HomeAttualitàFatti più in là, Andrea…il Pd stacca il ticket Costa-Tagliavini per la prossima segreteria

Fatti più in là, Andrea…il Pd stacca il ticket Costa-Tagliavini per la prossima segreteria

I due Andrea bis-valido

Andiamo avanti insieme: sotto questa insegna, la ditta del Pd reggiano si prepara ad essere governato per i prossimi quattro anni dal ticket dei due Andrea, l’orlandiano Costa (sindaco di Luzzara) e il renziano Tagliavini (primo cittadino di Quattro Castella). La doppia candidatura, che ad ora è l’unica e quindi al 99% vincente, è stata presentata nella sede di via Gandhi, dove sono appena arrivati gli scatoloni di Festareggio. Una coincidenza dal valore simbolico: il ticket dovrà impegnarsi parecchio, una volta vinto il congresso, per gestire le macerie lasciate da Festareggio.

La Festa ha un suo bilancio separato da quello del partito, ma Costa non ha negato che “lì ci sono dei problemi”, riferendosi ai conti della kermesse provinciale. Il partito invece ha trovato una sua linea di galleggiamento economico – finanziaria, fatta di tanto risparmio e di molta sobrietà: l’unico dirigente pagato è rimasto proprio il segretario Costa, che gode soltanto di un contratto di collaborazione di 400 euro al mese. Il partito fa seimila iscritti, Reggio è ancora una delle più grosse federazioni d’Italia (la seconda o terza) ma di fatto mancano i fondi per promuovere una incisiva attività politica: tanto che il segretario uscente ha annunciato il prossimo varo di una piattaforma di crowdfunding sul web. Avete capito bene: su singole tematiche, il Pd chiederà direttamente ai simpatizzanti i fondi per promuovere le sue iniziative politiche (ius soli, lavoro, mafie ecc ecc).

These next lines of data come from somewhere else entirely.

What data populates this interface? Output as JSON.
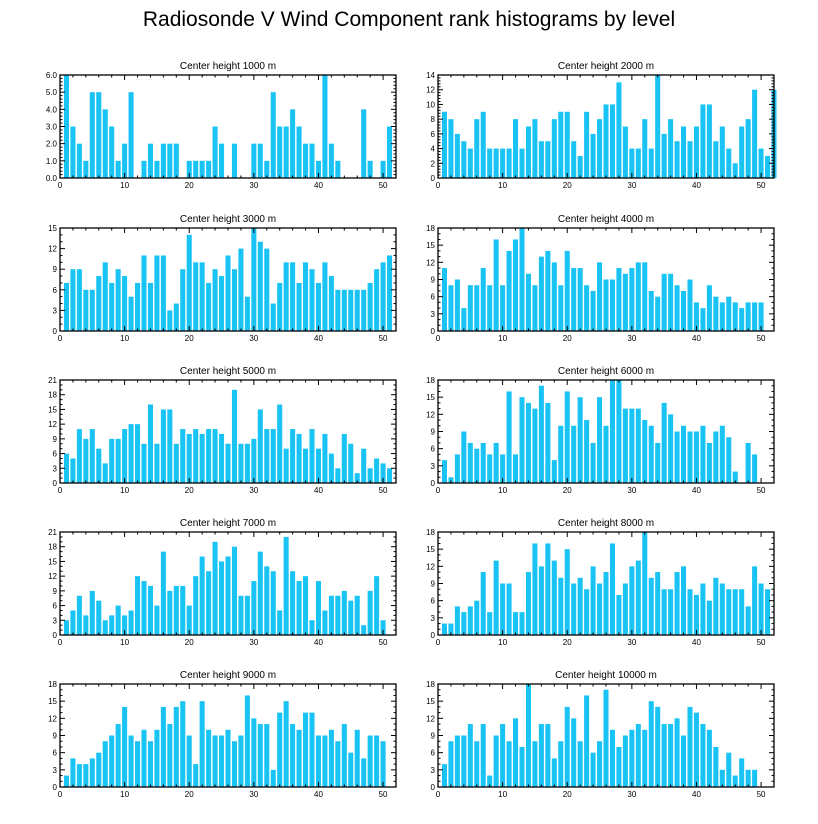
{
  "title": "Radiosonde V Wind Component rank histograms by level",
  "colors": {
    "bar": "#19c4f5",
    "axis": "#000000",
    "background": "#ffffff"
  },
  "chart_data": [
    {
      "type": "bar",
      "title": "Center height 1000 m",
      "xlim": [
        0,
        52
      ],
      "ylim": [
        0,
        6
      ],
      "xticks": [
        0,
        10,
        20,
        30,
        40,
        50
      ],
      "yticks": [
        0,
        1,
        2,
        3,
        4,
        5,
        6
      ],
      "ytick_labels": [
        "0.0",
        "1.0",
        "2.0",
        "3.0",
        "4.0",
        "5.0",
        "6.0"
      ],
      "values": [
        6,
        3,
        2,
        1,
        5,
        5,
        4,
        3,
        1,
        2,
        5,
        0,
        1,
        2,
        1,
        2,
        2,
        2,
        0,
        1,
        1,
        1,
        1,
        3,
        2,
        0,
        2,
        0,
        0,
        2,
        2,
        1,
        5,
        3,
        3,
        4,
        3,
        2,
        2,
        1,
        6,
        2,
        1,
        0,
        0,
        0,
        4,
        1,
        0,
        1,
        3
      ]
    },
    {
      "type": "bar",
      "title": "Center height 2000 m",
      "xlim": [
        0,
        52
      ],
      "ylim": [
        0,
        14
      ],
      "xticks": [
        0,
        10,
        20,
        30,
        40,
        50
      ],
      "yticks": [
        0,
        2,
        4,
        6,
        8,
        10,
        12,
        14
      ],
      "ytick_labels": [
        "0",
        "2",
        "4",
        "6",
        "8",
        "10",
        "12",
        "14"
      ],
      "values": [
        9,
        8,
        6,
        5,
        4,
        8,
        9,
        4,
        4,
        4,
        4,
        8,
        4,
        7,
        8,
        5,
        5,
        8,
        9,
        9,
        5,
        3,
        9,
        6,
        8,
        10,
        10,
        13,
        7,
        4,
        4,
        8,
        4,
        14,
        6,
        8,
        5,
        7,
        5,
        7,
        10,
        10,
        5,
        7,
        4,
        2,
        7,
        8,
        12,
        4,
        3,
        12
      ]
    },
    {
      "type": "bar",
      "title": "Center height 3000 m",
      "xlim": [
        0,
        52
      ],
      "ylim": [
        0,
        15
      ],
      "xticks": [
        0,
        10,
        20,
        30,
        40,
        50
      ],
      "yticks": [
        0,
        3,
        6,
        9,
        12,
        15
      ],
      "ytick_labels": [
        "0",
        "3",
        "6",
        "9",
        "12",
        "15"
      ],
      "values": [
        7,
        9,
        9,
        6,
        6,
        8,
        10,
        7,
        9,
        8,
        5,
        7,
        11,
        7,
        11,
        11,
        3,
        4,
        9,
        14,
        10,
        10,
        7,
        9,
        8,
        11,
        9,
        12,
        5,
        15,
        13,
        12,
        4,
        7,
        10,
        10,
        7,
        10,
        9,
        7,
        10,
        8,
        6,
        6,
        6,
        6,
        6,
        7,
        9,
        10,
        11
      ]
    },
    {
      "type": "bar",
      "title": "Center height 4000 m",
      "xlim": [
        0,
        52
      ],
      "ylim": [
        0,
        18
      ],
      "xticks": [
        0,
        10,
        20,
        30,
        40,
        50
      ],
      "yticks": [
        0,
        3,
        6,
        9,
        12,
        15,
        18
      ],
      "ytick_labels": [
        "0",
        "3",
        "6",
        "9",
        "12",
        "15",
        "18"
      ],
      "values": [
        11,
        8,
        9,
        4,
        8,
        8,
        11,
        8,
        16,
        8,
        14,
        16,
        18,
        10,
        8,
        13,
        14,
        12,
        8,
        14,
        11,
        11,
        8,
        7,
        12,
        9,
        9,
        11,
        10,
        11,
        12,
        12,
        7,
        6,
        10,
        10,
        8,
        7,
        9,
        5,
        4,
        8,
        6,
        5,
        6,
        5,
        4,
        5,
        5,
        5
      ]
    },
    {
      "type": "bar",
      "title": "Center height 5000 m",
      "xlim": [
        0,
        52
      ],
      "ylim": [
        0,
        21
      ],
      "xticks": [
        0,
        10,
        20,
        30,
        40,
        50
      ],
      "yticks": [
        0,
        3,
        6,
        9,
        12,
        15,
        18,
        21
      ],
      "ytick_labels": [
        "0",
        "3",
        "6",
        "9",
        "12",
        "15",
        "18",
        "21"
      ],
      "values": [
        6,
        5,
        11,
        9,
        11,
        7,
        4,
        9,
        9,
        11,
        12,
        12,
        8,
        16,
        8,
        15,
        15,
        8,
        11,
        10,
        11,
        10,
        11,
        11,
        10,
        8,
        19,
        8,
        8,
        9,
        15,
        11,
        11,
        16,
        7,
        11,
        10,
        7,
        11,
        7,
        10,
        6,
        3,
        10,
        8,
        2,
        7,
        3,
        5,
        4,
        3
      ]
    },
    {
      "type": "bar",
      "title": "Center height 6000 m",
      "xlim": [
        0,
        52
      ],
      "ylim": [
        0,
        18
      ],
      "xticks": [
        0,
        10,
        20,
        30,
        40,
        50
      ],
      "yticks": [
        0,
        3,
        6,
        9,
        12,
        15,
        18
      ],
      "ytick_labels": [
        "0",
        "3",
        "6",
        "9",
        "12",
        "15",
        "18"
      ],
      "values": [
        4,
        1,
        5,
        9,
        7,
        6,
        7,
        5,
        7,
        5,
        16,
        5,
        15,
        14,
        13,
        17,
        14,
        4,
        10,
        16,
        10,
        15,
        11,
        7,
        15,
        10,
        18,
        18,
        13,
        13,
        13,
        11,
        10,
        7,
        14,
        12,
        9,
        10,
        9,
        9,
        10,
        7,
        9,
        10,
        8,
        2,
        0,
        7,
        5
      ]
    },
    {
      "type": "bar",
      "title": "Center height 7000 m",
      "xlim": [
        0,
        52
      ],
      "ylim": [
        0,
        21
      ],
      "xticks": [
        0,
        10,
        20,
        30,
        40,
        50
      ],
      "yticks": [
        0,
        3,
        6,
        9,
        12,
        15,
        18,
        21
      ],
      "ytick_labels": [
        "0",
        "3",
        "6",
        "9",
        "12",
        "15",
        "18",
        "21"
      ],
      "values": [
        3,
        5,
        8,
        4,
        9,
        7,
        3,
        4,
        6,
        4,
        5,
        12,
        11,
        10,
        6,
        17,
        9,
        10,
        10,
        6,
        12,
        16,
        13,
        19,
        15,
        16,
        18,
        8,
        8,
        11,
        17,
        14,
        13,
        5,
        20,
        13,
        11,
        12,
        3,
        11,
        5,
        8,
        8,
        9,
        7,
        8,
        2,
        9,
        12,
        3
      ]
    },
    {
      "type": "bar",
      "title": "Center height 8000 m",
      "xlim": [
        0,
        52
      ],
      "ylim": [
        0,
        18
      ],
      "xticks": [
        0,
        10,
        20,
        30,
        40,
        50
      ],
      "yticks": [
        0,
        3,
        6,
        9,
        12,
        15,
        18
      ],
      "ytick_labels": [
        "0",
        "3",
        "6",
        "9",
        "12",
        "15",
        "18"
      ],
      "values": [
        2,
        2,
        5,
        4,
        5,
        6,
        11,
        4,
        13,
        9,
        9,
        4,
        4,
        11,
        16,
        12,
        16,
        13,
        10,
        15,
        9,
        10,
        8,
        12,
        9,
        11,
        16,
        7,
        9,
        12,
        13,
        18,
        10,
        11,
        8,
        8,
        11,
        12,
        8,
        7,
        9,
        6,
        10,
        9,
        8,
        8,
        8,
        5,
        12,
        9,
        8
      ]
    },
    {
      "type": "bar",
      "title": "Center height 9000 m",
      "xlim": [
        0,
        52
      ],
      "ylim": [
        0,
        18
      ],
      "xticks": [
        0,
        10,
        20,
        30,
        40,
        50
      ],
      "yticks": [
        0,
        3,
        6,
        9,
        12,
        15,
        18
      ],
      "ytick_labels": [
        "0",
        "3",
        "6",
        "9",
        "12",
        "15",
        "18"
      ],
      "values": [
        2,
        5,
        4,
        4,
        5,
        6,
        8,
        9,
        11,
        14,
        9,
        8,
        10,
        8,
        10,
        14,
        11,
        14,
        15,
        9,
        4,
        15,
        10,
        9,
        9,
        10,
        8,
        9,
        16,
        12,
        11,
        11,
        3,
        13,
        15,
        11,
        10,
        13,
        13,
        9,
        9,
        10,
        8,
        11,
        6,
        10,
        5,
        9,
        9,
        8
      ]
    },
    {
      "type": "bar",
      "title": "Center height 10000 m",
      "xlim": [
        0,
        52
      ],
      "ylim": [
        0,
        18
      ],
      "xticks": [
        0,
        10,
        20,
        30,
        40,
        50
      ],
      "yticks": [
        0,
        3,
        6,
        9,
        12,
        15,
        18
      ],
      "ytick_labels": [
        "0",
        "3",
        "6",
        "9",
        "12",
        "15",
        "18"
      ],
      "values": [
        4,
        8,
        9,
        9,
        11,
        8,
        11,
        2,
        9,
        11,
        8,
        12,
        7,
        18,
        8,
        11,
        11,
        5,
        8,
        14,
        12,
        8,
        16,
        6,
        8,
        17,
        10,
        7,
        9,
        10,
        11,
        10,
        15,
        14,
        11,
        11,
        12,
        9,
        14,
        13,
        11,
        10,
        7,
        3,
        6,
        2,
        5,
        3,
        3
      ]
    }
  ]
}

Un Dario De Lucia sempre più impertinente ha subito criticato il cosiddetto “ticket Andrea”

Siamo partiti dal quadro economico del Pd perché saranno le condizioni materiali a determinare le mosse concrete che vedremo nei prossimi quattro anni da parte del Partito Democratico: se queste sono le premesse, sarà il tramonto del Pd come partito tradizionale. I democratici sembrano prepararsi a diventare qualcosa di più simile ad un movimento, mentre le tradizionali strutture, come i circoli, pur continuando ad esistere sembrano destinati ad un ruolo più marginale. Vedremo. Per il resto, Costa e Tagliavini puntano sull’unità del partito, dopo la battaglia del congresso stravinta da Renzi e la scissione di Mdp. “Faremo delle scelte – ha detto Tagliavini – e per fare delle scelte occorre evitare di litigare e confrontarci sulle cose concrete”. Non solo: l’influsso di Tagliavini si vede soprattutto nel messaggio che da Roma si vuole far passare sul territorio. “Dobbiamo sostenere le riforme fatte – dice il vice segretario in pectore – e la prossima legge di stabilità. Occorre che le persone si riconoscano nelle riforme, dato che hanno migliorato le condizioni in cui si trova il nostro paese”. A livello territoriale, le migliori politiche elaborate nei diversi ambiti saranno riproposte da ogni amministrazione Pd: “Non vogliamo proporre solo un grande progetto di cambiamento – ha detto Tagliavini – dobbiamo essere la frontiera del cambiamento. E possiamo esserlo per le opportunità che esprime questo territorio”.

Sulle alleanze a sinistra Costa ha sottolineato che senza il Pd il centrosinistra non esiste, ma ha messo in chiaro che il partito intende “agire relazioni” con i soggetti che sono a sinistra del Pd. “Se poi non si troverà ‘accordo, amen”, ha aggiunto il segretario uscente. Il focus si sposta su un altro punto: “Dobbiamo agire relazioni con associazioni, comitati, comunità vive”. Ultimo passaggio sulla festa del Pd: sarà organizzata in modo diverso, ma resterà nell’area del Campovolo.